Assuming that a globally agreed-upon debt reduction percentage that would bring the global non-financial sector leverage well under 100% is determined, and that all countries agree to act simultaneously, the framework is as follows (i) the financial institutions comprising the banks and non-bank financial institutions (NBFIs) write down all the loans and debt securities on both sides of their balance sheets by the required percentage; (ii) the deleveraging authority compensates the banks and NBFIs for the loss if any; and (iii) the deleveraging authority pays each qualified resident their allocated amount less than the debt relief if any. If an NBFI gains after the above debt reduction, it should owe equalisation liabilities to the deleveraging authority of its jurisdiction. Note that as all debts mean all debts, public sector debts will also be written down by the same percentage except the official debts of the sovereigns that fall out of the scope of our proposed framework and should be handled by other means.
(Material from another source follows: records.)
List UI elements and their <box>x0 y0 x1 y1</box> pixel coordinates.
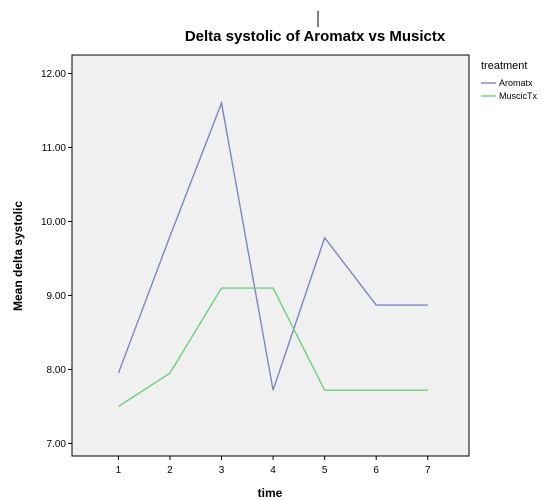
series-line-muscictx <box>118 287 428 408</box>
y-axis-title: Mean delta systolic <box>11 201 25 311</box>
x-tick-label: 2 <box>167 465 173 476</box>
legend-label: MuscicTx <box>499 91 537 101</box>
x-tick-label: 5 <box>322 465 328 476</box>
legend: treatment Aromatx MuscicTx <box>481 60 537 101</box>
y-tick-label: 11.00 <box>42 143 67 154</box>
y-tick-label: 7.00 <box>47 439 67 450</box>
x-axis: 1 2 3 4 5 6 7 <box>116 456 431 476</box>
x-tick-label: 6 <box>373 465 379 476</box>
x-tick-label: 7 <box>425 465 431 476</box>
chart-title: Delta systolic of Aromatx vs Musictx <box>185 28 446 45</box>
x-axis-title: time <box>258 486 283 500</box>
y-tick-label: 8.00 <box>47 365 67 376</box>
y-tick-label: 10.00 <box>41 217 66 228</box>
x-tick-label: 3 <box>219 465 225 476</box>
series-line-aromatx <box>117 100 428 391</box>
y-tick-label: 12.00 <box>41 69 66 80</box>
x-tick-label: 1 <box>116 465 122 476</box>
series-lines <box>117 100 428 408</box>
legend-label: Aromatx <box>499 78 533 88</box>
y-axis: 7.00 8.00 9.00 10.00 11.00 12.00 <box>41 69 72 450</box>
y-tick-label: 9.00 <box>47 291 67 302</box>
x-tick-label: 4 <box>270 465 276 476</box>
plot-area <box>71 54 470 457</box>
legend-title: treatment <box>481 60 527 72</box>
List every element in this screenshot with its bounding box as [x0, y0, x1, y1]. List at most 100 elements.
After deleveraging the balance of the deleveraging authority account at the central bank goes down whereas the total balance of the bank accounts (reserves) at the central bank goes up by the total payment made by the deleveraging authority. Hence, the base money goes up by the total payment of the deleveraging authority. Since NBFIs and residents cannot maintain deposit accounts at the central bank, they have to be paid through a bank which creates deposits for the NBFIs and residents against reserves. Hence, the broad money goes up by the amount of the payment to the NBFIs and residents.
One issue is that in many countries, the bank and NBFI balance sheets are multi-currency balance sheets. However, the deleveraging authority payments are in domestic currency, which may create currency risk for some banks and NBFIs. Backed by the central banks, the globally coordinated national deleveraging authorities should stand ready to intervene to avoid potential crises.
The authorities would require their domestic banks and other financial institutions to spend an internationally agreed-upon percentage of their newly found money, if any, after the deleveraging on the interest-bearing, finite-maturity bonds the national climate authorities would issue. Since the promoter of the climate authority is the government, the bonds of the climate authority would have the same credit with the government bonds, and the central bank would accept the climate authority bonds in its open market operations. Therefore, the climate authority bonds would be the main tool to manage the reserves and deposits created through the equalisation claims. In addition, the climate authority bonds could be used for the greening of the financial system through the investment of foreign exchange reserves of the central banks proposed by the Bank of International Settlements (BIS 2019).
Lastly, equipped with a “globally coordinated wealth registry” (Stiglitz et al 2019), the Lastenausgleich authorities would collect progressive wealth taxes from the owners of real and non-debt financial assets for the equalisation of burdens. While a part of these taxes could be used to retire some of the equalisation claims and the corresponding reserves and deposits created in the deleveraging process, another part could be transferred to the climate authorities, and the rest could be spent in the interests of the society.